The other end is not caring at all.
I definitely think where you can, you should lie about your real name (obviously you can’t do that for certain things, bank accounts, things that can be disputed and if an invalid name is used could cause you hardship and anyways if you order online unless you’re using a giftcard bought with cash you’re using a credit card tied to your name anyways) and other aspects of yourself. False birthdays, ages, etc for non-important websites.
The problem is being tracked around on the web is relatively easy. Obviously a site like lemmygrad isn’t intrusive and loading tracking scripts from google and facebook and so on but most sites are.
I would suggest trying to containerize your presence online. If you use social media make sure not to use similar usernames that allow doxxing, don’t reveal personal details and even sew false ones if you’d like in your anonymous accounts.
Use an adblocker like ublock always. I would follow the other settings I mentioned if you can and if you use firefox. If you use google chrome well you’re trusting google not to betray you.
Privacy is not a few paragraphs or a post it’s a book-sized topic just for the online realm. Containerizing things though as I mentioned with the addons or otherwise separating your lives is highly recommended. Keep software up to date to prevent vulnerability exploitation, etc. Don’t click suspicious things, be suspicious and careful, educate yourself on privacy, basic computer security, etc.
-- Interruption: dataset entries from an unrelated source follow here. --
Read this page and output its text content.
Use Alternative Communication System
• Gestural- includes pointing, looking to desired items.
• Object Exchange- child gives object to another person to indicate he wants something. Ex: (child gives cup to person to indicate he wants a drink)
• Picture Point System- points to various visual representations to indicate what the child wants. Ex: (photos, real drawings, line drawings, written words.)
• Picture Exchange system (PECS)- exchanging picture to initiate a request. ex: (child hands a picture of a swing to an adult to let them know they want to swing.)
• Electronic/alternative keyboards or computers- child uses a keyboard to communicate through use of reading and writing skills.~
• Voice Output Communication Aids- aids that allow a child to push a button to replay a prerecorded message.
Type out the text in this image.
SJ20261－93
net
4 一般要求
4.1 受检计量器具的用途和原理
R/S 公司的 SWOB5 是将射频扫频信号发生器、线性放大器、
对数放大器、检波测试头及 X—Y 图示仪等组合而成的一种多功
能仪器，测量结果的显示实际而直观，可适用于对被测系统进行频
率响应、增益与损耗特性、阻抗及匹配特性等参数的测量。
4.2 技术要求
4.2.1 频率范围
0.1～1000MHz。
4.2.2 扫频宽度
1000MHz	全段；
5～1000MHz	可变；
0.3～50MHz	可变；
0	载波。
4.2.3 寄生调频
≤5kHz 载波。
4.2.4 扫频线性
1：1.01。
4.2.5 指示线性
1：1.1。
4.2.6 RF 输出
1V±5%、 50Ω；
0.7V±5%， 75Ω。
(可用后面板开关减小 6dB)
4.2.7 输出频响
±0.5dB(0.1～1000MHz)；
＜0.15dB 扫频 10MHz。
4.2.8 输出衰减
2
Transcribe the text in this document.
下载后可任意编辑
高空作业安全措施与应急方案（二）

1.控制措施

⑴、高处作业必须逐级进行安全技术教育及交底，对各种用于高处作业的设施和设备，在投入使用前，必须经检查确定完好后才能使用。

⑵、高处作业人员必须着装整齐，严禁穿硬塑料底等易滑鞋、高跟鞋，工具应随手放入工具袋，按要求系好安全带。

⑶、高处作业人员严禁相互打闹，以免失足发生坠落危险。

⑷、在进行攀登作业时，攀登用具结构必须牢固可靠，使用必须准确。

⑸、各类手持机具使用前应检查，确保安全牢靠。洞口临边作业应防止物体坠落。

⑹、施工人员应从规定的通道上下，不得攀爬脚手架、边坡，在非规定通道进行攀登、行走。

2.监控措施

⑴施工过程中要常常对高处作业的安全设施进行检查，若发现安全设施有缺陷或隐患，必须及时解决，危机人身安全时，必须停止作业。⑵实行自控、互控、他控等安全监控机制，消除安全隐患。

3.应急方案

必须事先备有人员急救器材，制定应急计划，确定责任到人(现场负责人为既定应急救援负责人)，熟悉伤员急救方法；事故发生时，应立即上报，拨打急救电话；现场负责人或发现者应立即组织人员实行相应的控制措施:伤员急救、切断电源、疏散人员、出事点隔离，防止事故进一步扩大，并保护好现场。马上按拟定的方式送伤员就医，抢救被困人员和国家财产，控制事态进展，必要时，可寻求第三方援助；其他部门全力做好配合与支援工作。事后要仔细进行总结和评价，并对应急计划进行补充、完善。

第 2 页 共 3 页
Have multiple emails. Avoid tying politics like this to your main email or any traceable back to your real identity (for example an email you registered to a social media with is tied to your identity even if under a false name on the email itself).
As long as everything you are doing is legal and wont get you in danger in your country, you are fine. My posts is directed at other users and political groups fishing for data. But without any VPN/Tor browser, ex. the goverment will have no issue linking your IP to the person who ordered/pays for the connection.
There is always the non-zero chance the government ignores the law and continues to persecute, so I’m wondering if I should be safe and do what you are suggesting.
-
I use tor for most things
Joke’s on them, I never use logged in accounts on those platforms!